Delgado’s restaurant is a small, rotisserie chicken, take-out establishment located in a working-class neighborhood. But to its owner, La Familia means much more than just four walls and a rotisserie oven: It’s a sign that she’s once again free to dream big again.
“This is very beautiful to me. It’s the first step, but we will soon be growing and adding new dishes,” Delgado said.
Delgado says her life turned upside down when she was 18 years old. “My father died the month before I was to finish high school and my family completely collapsed,” she said.
Homeless, penniless and grieving, Delgado says she was easy prey for a charming man who promised to care for her, offering marriage and eternal love.
“I used to eat cheap apples and coffee. That’s all I could afford,” Delgado said. “I was suffering a lot, and when he approached me offering to help, I felt I had no other option.”
But the promise of marriage was just a trick. Her suitor was, in reality, a human trafficker.
“One day he told me ‘I gave my life for you and you’re also going to have to give yours for me. I’m struggling financially so you’re going to have to help me by being a sex-worker in Mexico City,’” Delgado said.
‘We were shown off as merchandise’
Delgado was soon forced to work in an alley in La Merced, a notorious red-light district in Mexico City.
“Those of us girls who were new would stand at the entrance. They would show us off as if we were merchandise,” Delgado said.
Delgado says she was forced to have sex with 30 to 40 men every night for a month, until a police raid finally set her free. She says that she was not the only victim of human trafficking. “Ninety percent of those of us there were human trafficking victims,” Delgado said.
Her trafficker was convicted and sentenced to nearly 14 years in prison.
It took some time to put her life back together after regaining her freedom, but Delgado says once she got there she formed an ambitious plan to make something out of a second chance.
That’s when she thought of opening her own restaurant, a dream Delgado had ever since she was working on getting her business degree after regaining her freedom. Her new dream is growing her business enough to make it a franchise in Mexico City.
“This represents everything for me,” Delgado said. “Now I’m free to do whatever I want. Back then I wasn’t free. He would use me as an object clients could buy as they please at any time, and now I have the freedom to do what I like.”
Strength to prevail
She partnered with Luis Narciso, and old friend and classmate from business school. Narciso says he’s awed by Delgado’s determination.
“I wonder where she got the strength to overcome so much and prevail, because you need a lot of will power to get back up again,” Narciso said.
And his partner has no plans of slowing down. Delgado says she would like to open another chicken rotisserie in about a year. They’re currently in conversations with UberEats. If successful, they would be added to the list of restaurants that cater to the office buildings in Polanco, an upscale district in Mexico City.

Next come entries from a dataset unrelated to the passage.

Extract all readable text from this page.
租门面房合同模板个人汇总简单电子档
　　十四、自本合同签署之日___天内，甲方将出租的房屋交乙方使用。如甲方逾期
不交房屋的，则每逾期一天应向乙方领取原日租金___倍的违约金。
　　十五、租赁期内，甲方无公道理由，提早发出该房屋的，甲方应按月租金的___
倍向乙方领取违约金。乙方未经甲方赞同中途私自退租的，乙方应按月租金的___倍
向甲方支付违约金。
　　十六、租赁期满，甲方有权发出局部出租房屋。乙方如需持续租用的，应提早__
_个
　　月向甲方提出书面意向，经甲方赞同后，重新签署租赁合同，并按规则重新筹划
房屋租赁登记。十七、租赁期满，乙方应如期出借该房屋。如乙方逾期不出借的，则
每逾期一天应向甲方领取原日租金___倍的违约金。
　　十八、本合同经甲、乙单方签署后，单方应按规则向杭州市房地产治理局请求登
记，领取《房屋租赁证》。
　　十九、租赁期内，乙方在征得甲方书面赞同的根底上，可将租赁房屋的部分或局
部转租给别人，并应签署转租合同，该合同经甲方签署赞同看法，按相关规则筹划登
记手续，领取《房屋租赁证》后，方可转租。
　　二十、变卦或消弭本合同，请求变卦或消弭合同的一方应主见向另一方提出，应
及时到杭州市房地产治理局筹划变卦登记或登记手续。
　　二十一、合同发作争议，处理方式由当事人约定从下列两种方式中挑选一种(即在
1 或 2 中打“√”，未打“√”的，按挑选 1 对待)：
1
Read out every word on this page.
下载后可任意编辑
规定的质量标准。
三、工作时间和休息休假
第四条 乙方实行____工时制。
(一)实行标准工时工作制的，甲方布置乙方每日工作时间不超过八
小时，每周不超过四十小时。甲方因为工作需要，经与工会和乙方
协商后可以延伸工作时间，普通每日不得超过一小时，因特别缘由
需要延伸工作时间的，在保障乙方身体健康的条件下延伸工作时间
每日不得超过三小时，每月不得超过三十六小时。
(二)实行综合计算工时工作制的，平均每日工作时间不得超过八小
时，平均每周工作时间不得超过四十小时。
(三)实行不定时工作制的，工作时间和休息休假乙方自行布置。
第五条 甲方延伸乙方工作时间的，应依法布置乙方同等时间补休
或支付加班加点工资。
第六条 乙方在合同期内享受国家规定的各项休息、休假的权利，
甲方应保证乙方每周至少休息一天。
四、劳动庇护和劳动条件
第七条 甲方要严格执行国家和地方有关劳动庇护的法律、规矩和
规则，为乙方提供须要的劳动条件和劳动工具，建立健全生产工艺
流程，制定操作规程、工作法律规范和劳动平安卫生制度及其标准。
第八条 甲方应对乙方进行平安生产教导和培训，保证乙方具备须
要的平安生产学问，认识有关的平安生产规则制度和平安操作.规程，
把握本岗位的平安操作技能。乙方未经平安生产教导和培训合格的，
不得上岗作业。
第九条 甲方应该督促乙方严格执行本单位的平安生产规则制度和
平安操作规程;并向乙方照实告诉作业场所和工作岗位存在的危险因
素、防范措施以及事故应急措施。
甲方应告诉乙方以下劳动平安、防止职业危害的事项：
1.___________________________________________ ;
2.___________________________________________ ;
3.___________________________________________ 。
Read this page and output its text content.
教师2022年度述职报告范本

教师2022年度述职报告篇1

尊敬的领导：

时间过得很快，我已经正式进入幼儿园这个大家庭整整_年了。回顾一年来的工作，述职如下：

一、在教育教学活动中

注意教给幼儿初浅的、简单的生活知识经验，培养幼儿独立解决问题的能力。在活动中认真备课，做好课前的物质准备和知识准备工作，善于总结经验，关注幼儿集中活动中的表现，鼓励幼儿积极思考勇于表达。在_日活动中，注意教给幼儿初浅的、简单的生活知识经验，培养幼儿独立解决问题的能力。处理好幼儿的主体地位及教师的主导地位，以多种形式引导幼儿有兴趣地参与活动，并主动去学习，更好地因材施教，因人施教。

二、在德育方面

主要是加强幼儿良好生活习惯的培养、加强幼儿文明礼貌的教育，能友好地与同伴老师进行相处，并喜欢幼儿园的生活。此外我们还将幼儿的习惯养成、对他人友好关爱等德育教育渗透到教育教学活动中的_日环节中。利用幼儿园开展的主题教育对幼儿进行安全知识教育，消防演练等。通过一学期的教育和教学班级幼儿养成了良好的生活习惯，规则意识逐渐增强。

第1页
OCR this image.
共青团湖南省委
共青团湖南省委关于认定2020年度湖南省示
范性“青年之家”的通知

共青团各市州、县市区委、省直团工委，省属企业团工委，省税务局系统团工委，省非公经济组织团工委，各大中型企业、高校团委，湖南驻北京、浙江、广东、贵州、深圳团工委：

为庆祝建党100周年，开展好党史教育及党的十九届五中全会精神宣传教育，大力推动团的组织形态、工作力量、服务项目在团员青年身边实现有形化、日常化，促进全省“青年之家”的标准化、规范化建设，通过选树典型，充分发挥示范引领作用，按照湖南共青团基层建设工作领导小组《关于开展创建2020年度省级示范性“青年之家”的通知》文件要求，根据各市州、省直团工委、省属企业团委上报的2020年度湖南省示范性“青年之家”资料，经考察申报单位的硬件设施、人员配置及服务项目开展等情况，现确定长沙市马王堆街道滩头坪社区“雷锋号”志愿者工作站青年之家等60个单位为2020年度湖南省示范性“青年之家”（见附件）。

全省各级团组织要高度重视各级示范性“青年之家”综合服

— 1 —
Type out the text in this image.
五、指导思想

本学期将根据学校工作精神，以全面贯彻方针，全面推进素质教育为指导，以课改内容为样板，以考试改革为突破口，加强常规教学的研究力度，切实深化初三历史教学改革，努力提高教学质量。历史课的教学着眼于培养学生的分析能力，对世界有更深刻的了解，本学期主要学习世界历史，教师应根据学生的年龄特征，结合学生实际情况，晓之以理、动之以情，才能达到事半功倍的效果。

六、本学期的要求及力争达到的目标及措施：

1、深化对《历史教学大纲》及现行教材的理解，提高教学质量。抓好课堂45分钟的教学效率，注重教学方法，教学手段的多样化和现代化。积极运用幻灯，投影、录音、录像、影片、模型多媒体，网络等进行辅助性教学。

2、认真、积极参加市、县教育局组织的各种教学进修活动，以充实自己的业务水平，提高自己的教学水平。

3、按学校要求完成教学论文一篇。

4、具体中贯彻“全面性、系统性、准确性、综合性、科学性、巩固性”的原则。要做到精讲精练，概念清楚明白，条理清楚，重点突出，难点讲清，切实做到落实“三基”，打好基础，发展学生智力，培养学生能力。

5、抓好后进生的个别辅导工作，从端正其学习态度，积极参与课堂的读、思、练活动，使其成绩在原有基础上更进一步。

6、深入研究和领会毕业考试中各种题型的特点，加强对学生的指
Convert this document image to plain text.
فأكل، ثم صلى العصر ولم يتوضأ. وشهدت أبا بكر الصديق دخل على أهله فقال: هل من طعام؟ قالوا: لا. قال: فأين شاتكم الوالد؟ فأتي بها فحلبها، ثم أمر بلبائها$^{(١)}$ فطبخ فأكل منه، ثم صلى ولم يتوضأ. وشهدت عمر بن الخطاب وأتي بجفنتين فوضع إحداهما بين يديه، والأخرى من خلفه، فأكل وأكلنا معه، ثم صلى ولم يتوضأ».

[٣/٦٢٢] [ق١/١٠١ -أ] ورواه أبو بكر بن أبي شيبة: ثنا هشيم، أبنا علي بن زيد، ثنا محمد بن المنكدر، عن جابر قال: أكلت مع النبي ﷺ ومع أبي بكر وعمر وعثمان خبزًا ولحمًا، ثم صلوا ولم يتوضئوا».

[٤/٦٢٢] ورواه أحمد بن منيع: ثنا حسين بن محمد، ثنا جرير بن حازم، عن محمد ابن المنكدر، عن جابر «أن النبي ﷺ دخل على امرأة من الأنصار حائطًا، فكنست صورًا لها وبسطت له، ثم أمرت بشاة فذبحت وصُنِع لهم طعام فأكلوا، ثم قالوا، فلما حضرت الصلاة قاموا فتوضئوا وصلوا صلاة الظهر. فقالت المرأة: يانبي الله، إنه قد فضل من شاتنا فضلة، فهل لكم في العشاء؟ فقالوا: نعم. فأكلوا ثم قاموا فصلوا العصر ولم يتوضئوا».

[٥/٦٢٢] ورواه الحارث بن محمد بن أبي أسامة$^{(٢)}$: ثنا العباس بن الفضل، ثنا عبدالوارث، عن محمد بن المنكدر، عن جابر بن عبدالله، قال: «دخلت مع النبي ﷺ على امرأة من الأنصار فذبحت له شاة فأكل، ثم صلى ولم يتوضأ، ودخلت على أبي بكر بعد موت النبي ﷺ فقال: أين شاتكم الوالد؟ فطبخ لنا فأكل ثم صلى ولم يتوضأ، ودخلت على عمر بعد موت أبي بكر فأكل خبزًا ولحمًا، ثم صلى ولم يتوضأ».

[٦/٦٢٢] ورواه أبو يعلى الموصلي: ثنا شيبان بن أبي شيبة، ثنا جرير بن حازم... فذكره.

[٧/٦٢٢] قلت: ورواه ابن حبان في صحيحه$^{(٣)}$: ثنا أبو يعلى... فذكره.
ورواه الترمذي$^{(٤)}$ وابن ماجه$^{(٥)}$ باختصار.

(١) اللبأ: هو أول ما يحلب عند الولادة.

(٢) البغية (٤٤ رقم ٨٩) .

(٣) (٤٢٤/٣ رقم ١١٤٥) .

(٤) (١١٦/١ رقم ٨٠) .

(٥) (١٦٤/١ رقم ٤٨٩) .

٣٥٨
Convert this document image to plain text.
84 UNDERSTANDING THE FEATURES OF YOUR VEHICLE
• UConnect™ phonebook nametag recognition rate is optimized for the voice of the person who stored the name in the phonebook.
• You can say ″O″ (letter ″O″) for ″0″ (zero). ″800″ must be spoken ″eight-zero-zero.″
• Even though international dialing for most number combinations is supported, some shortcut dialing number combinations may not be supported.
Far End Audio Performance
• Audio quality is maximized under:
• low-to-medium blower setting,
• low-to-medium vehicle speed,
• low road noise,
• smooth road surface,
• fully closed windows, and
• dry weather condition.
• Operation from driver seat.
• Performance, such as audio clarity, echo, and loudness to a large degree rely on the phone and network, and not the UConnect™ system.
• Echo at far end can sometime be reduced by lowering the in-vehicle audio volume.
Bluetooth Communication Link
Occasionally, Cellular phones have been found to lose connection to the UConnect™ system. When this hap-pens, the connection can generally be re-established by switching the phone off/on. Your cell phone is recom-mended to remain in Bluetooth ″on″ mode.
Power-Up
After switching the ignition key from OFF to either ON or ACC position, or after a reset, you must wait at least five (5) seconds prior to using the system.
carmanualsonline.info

In the last few years, Delgado has also become an activist, raising awareness about human trafficking and urging authorities in several countries to take steps to curb this crime.
Delgado participated in the “One Billion Rising” event held in Paris in February 2016, which called for “systemic changes towards ending violence against women and girls once and for all.” She also gave her testimony at the Vatican Youth Symposium last October, where she briefly met Pope Francis. She was recently invited to travel to Malta by the Mediterranean country’s government to give her testimony at an event there.
Delgado is also thinking about giving back to her hometown. One of her dreams is to propel economic activity in her community so that other young women like her to become entrepreneurs.
“I used to be discriminated against because I was poor and dark-skinned,” Delgado said. “I would like to empower women so that they can become suppliers for the business group I’ll have in the future.”